Nie pomagają temu również komiczni „jeźdźcy” Czerwonej Czaszki. Ich uczestnictwo w planie zniszczenia mutantów ma jakiś sens – każdy z nich został przez ten gatunek skrzywdzony. Jestem w stanie to zaakceptować. Ale nie zaakceptuję hipokryzji Red Skulla, którego sztandarową bronią do wytępienia „nieczystości” jest grupka zbuntowanych freaków i mózg jednego z najpotężniejszych przedstawicieli wrogiego gatunku. Nie omieszkam też dodać, iż posłańcy Skulla wyglądają wybitnie komicznie. Niestety, ale główny przeciwnik to najsłabszy element Uncanny Avengers: Czerwony Cień.
Jestem przyzwyczajony do tego, że to często świetny przeciwnik potrafi podnieść jakość historii. Tutaj nic nie ratuje fabuły, choć jest kilka elementów poprawiających ogólną ocenę komiksu. Gdybym miał wybór, odwróciłbym tą tendencję, bo łatwiej mi przeboleć niewyrazistych herosów, niż kompletnie zmarnowanego przeciwnika, który momentami zakrawa o lekką śmieszność. Na koniec chciałbym powiedzieć jeszcze słowo o narracji. Rick Remender chyba zbyt zatrzymał się w latach osiemdziesiątych, bo momentami naprawdę czułem się jakbym czytał komiks z 20 letnim stażem. Dialogi, choć nie zawsze, muszę zaliczyć jako jeden z minusów.
Uncanny Avengers: Czerwony Cień to komiks przeciętny z przebłyskami. Przyjemnie się obserwuje Alexa Summersa w roli lidera, widać potencjał na ciekawy wątek relacji Rogue – Scarlet Witch, jednak na myśl o wszystkim, co związane z Red Skullem, moje zainteresowanie automatycznie spada. Zatem zadajmy sobie kluczowe, standardowe niczym plan głównego villaina pytanie – czy pierwszy tom Uncanny Avengers jest wartą uwagi lekturą? I tak i nie.

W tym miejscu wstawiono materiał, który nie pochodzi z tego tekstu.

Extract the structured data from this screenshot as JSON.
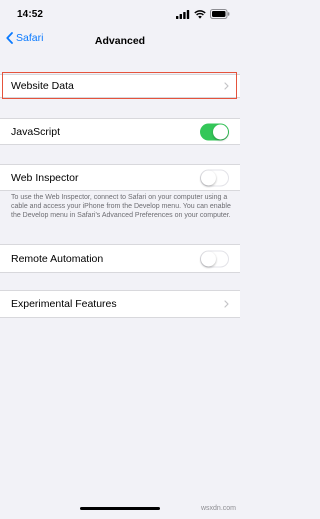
{
  "status_bar": {
    "time": "14:52"
  },
  "nav": {
    "back_label": "Safari",
    "title": "Advanced"
  },
  "rows": {
    "website_data": "Website Data",
    "javascript": "JavaScript",
    "web_inspector": "Web Inspector",
    "remote_automation": "Remote Automation",
    "experimental_features": "Experimental Features"
  },
  "toggles": {
    "javascript": true,
    "web_inspector": false,
    "remote_automation": false
  },
  "footnote": "To use the Web Inspector, connect to Safari on your computer using a cable and access your iPhone from the Develop menu. You can enable the Develop menu in Safari's Advanced Preferences on your computer.",
  "watermark": "wsxdn.com",
  "colors": {
    "accent": "#0a7aff",
    "toggle_on": "#34c759",
    "highlight": "#e5533c"
  }
}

Gdyby był to pojedynczy tom, zdecydowanie odradzałbym zakup. Jako, że jest to początek serii, widzę kilka wątków, które mogą w przyszłości ciągnąć te historię, i zrobić z niej coś naprawdę ciekawego, polecam Wam zaryzykować z pierwszym tomem i dać komiksowi szansę. Pomysł nie jest zły. Wykonanie nie zawsze zawodzi. Być może w kolejnych tomach fabuła wskakuje na ciekawsze tory, potencjał jako taki istnieje. Dlatego też z lektury jestem umiarkowanie zadowolony i nie skreślam konceptu połączonych sił X-Menów i Avengerów. Nie zdziwię się jednak jeśli w kolejnych tomach to Havok pociągnie na swoich barkach tę „lepszą” stronę komiksu.